High degrees of insulin resistance in women may increase their rates of pregnancy and birth complications.
High degrees of insulin resistance in women may increase their rates of pregnancy complications and birth complications, and testing pregnant women for insulin resistance may be a useful way to predict problems, according to study findings presented at the Endocrine Society's 90th Annual Meeting, held June 15–18 in San Francisco.

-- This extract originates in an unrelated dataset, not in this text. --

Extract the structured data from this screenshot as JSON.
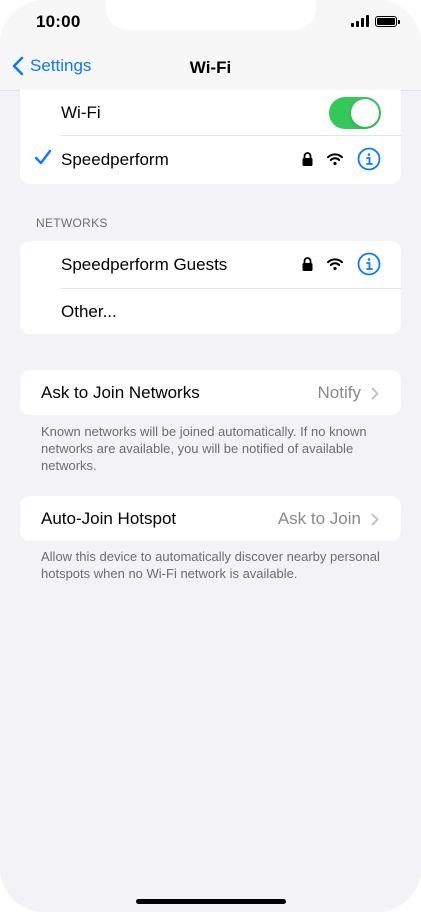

Weerapan Khovidhunkit, MD, PhD, of Chulalongkorn University in Bangkok, Thailand, and colleagues studied 538 pregnant women who had a positive glucose challenge test, and then underwent an oral glucose tolerance test. The researchers also used homeostatic model assessment to assess insulin resistance, and tracked pregnancy complications including preeclampsia, polyhydramnios, premature rupture of membranes, and cesarean section delivery.
Women with the highest degree of insulin resistance (>2.44) had a rate of pregnancy complications nearly 1.5 times greater than those with the lowest insulin resistance, regardless of the presence of gestational diabetes, the researchers found. Babies born to women in the group with the highest insulin resistance had a complication rate at birth that was nearly 1.75 times higher than babies born to women in the lowest insulin resistance group. The most common maternal complication was need for a C/S, and the most common infant complications were macrosomia and hypoglycemia.